[VGS-IT] Learning visual representations from Internet data

FIT VUT v Brně 22.4.2016

The next speaker in VGS-IT series will be Josef Sivic.

The talk will be given on Friday, April 22 at 10:30 in room E105.

Title: Learning visual representations from Internet data

Abstract: Unprecedented amount of visual data is now available on the Internet. Wouldn't it be great if a machine could automatically learn from this data? For example, imagine a machine that can learn how to change a flat tire of a car by watching instruction videos on Youtube, or that can learn how to navigate in a city by observing street-view imagery. Learning from Internet data is, however, a very challenging problem as the data is equipped only with weak supervisory signals such as human narration of the instruction video or noisy geotags for street-level imagery. In this talk, I will describe our recent progress on learning visual representations from such weakly annotated visual data.

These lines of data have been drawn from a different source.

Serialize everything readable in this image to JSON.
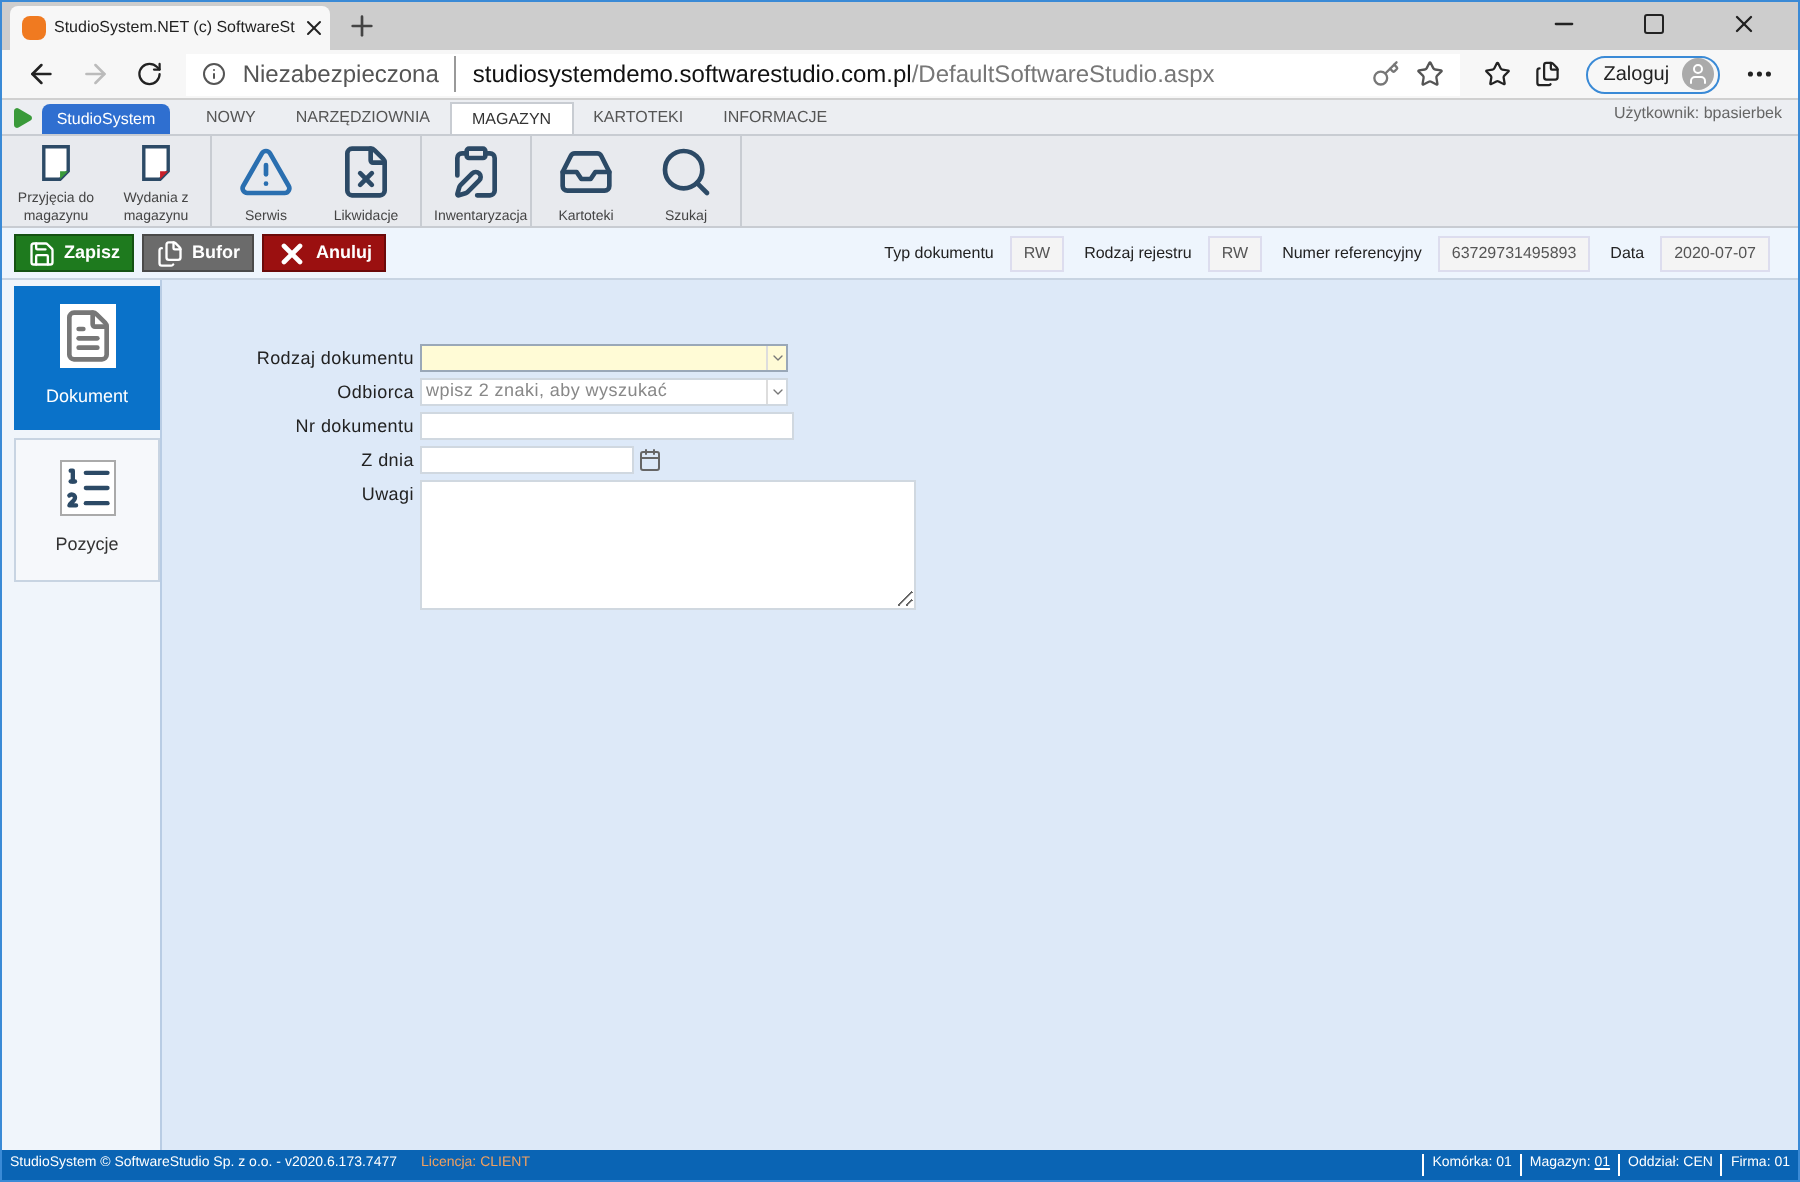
{
  "browser": {
    "tab_title": "StudioSystem.NET (c) SoftwareSt",
    "security": "Niezabezpieczona",
    "url_host": "studiosystemdemo.softwarestudio.com.pl",
    "url_path": "/DefaultSoftwareStudio.aspx",
    "profile_button": "Zaloguj"
  },
  "menu": {
    "app_button": "StudioSystem",
    "tabs": [
      {
        "label": "NOWY",
        "selected": false
      },
      {
        "label": "NARZĘDZIOWNIA",
        "selected": false
      },
      {
        "label": "MAGAZYN",
        "selected": true
      },
      {
        "label": "KARTOTEKI",
        "selected": false
      },
      {
        "label": "INFORMACJE",
        "selected": false
      }
    ],
    "user": "Użytkownik: bpasierbek"
  },
  "ribbon": [
    {
      "items": [
        {
          "kind": "doc-in",
          "label": "Przyjęcia do magazynu"
        },
        {
          "kind": "doc-out",
          "label": "Wydania z magazynu"
        }
      ]
    },
    {
      "items": [
        {
          "kind": "warning",
          "label": "Serwis"
        },
        {
          "kind": "doc-x",
          "label": "Likwidacje"
        }
      ]
    },
    {
      "items": [
        {
          "kind": "clipboard",
          "label": "Inwentaryzacja"
        }
      ]
    },
    {
      "items": [
        {
          "kind": "inbox",
          "label": "Kartoteki"
        },
        {
          "kind": "search",
          "label": "Szukaj"
        }
      ]
    }
  ],
  "actions": [
    {
      "kind": "save",
      "label": "Zapisz"
    },
    {
      "kind": "buffer",
      "label": "Bufor"
    },
    {
      "kind": "cancel",
      "label": "Anuluj"
    }
  ],
  "header_fields": [
    {
      "label": "Typ dokumentu",
      "value": "RW"
    },
    {
      "label": "Rodzaj rejestru",
      "value": "RW"
    },
    {
      "label": "Numer referencyjny",
      "value": "63729731495893"
    },
    {
      "label": "Data",
      "value": "2020-07-07"
    }
  ],
  "side_tabs": [
    {
      "kind": "document",
      "label": "Dokument",
      "selected": true
    },
    {
      "kind": "list",
      "label": "Pozycje",
      "selected": false
    }
  ],
  "form": [
    {
      "kind": "combo",
      "label": "Rodzaj dokumentu",
      "focused": true
    },
    {
      "kind": "combo",
      "label": "Odbiorca",
      "placeholder": "wpisz 2 znaki, aby wyszukać",
      "focused": false
    },
    {
      "kind": "text",
      "label": "Nr dokumentu"
    },
    {
      "kind": "date",
      "label": "Z dnia"
    },
    {
      "kind": "textarea",
      "label": "Uwagi"
    }
  ],
  "status_bar": {
    "copyright": "StudioSystem © SoftwareStudio Sp. z o.o. - v2020.6.173.7477",
    "license": "Licencja: CLIENT",
    "items": [
      {
        "label": "Komórka: 01"
      },
      {
        "label": "Magazyn:",
        "link": "01"
      },
      {
        "label": "Oddział: CEN"
      },
      {
        "label": "Firma: 01"
      }
    ]
  }
}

In the first part of the talk, I will describe a new convolutional neural network architecture that is trainable in an end-to-end manner for the visual place recognition task. I will show that the network can be trained from weakly annotated Google Street View Time Machine imagery and significantly improves over current state-of-the-art in visual place recognition.

In the second part of the talk, I will describe a technique for automatically learning the main steps to complete a certain task, such as changing a car tire, from a set of narrated instruction videos. The method solves two clustering problems, one in text and one in video, linked by joint constraints to obtain a single coherent sequence of steps in both modalities. I will show results on a newly collected dataset of instruction videos from Youtube that include complex interactions between people and objects, and are captured in a variety of indoor and outdoor settings.

All are cordially invited.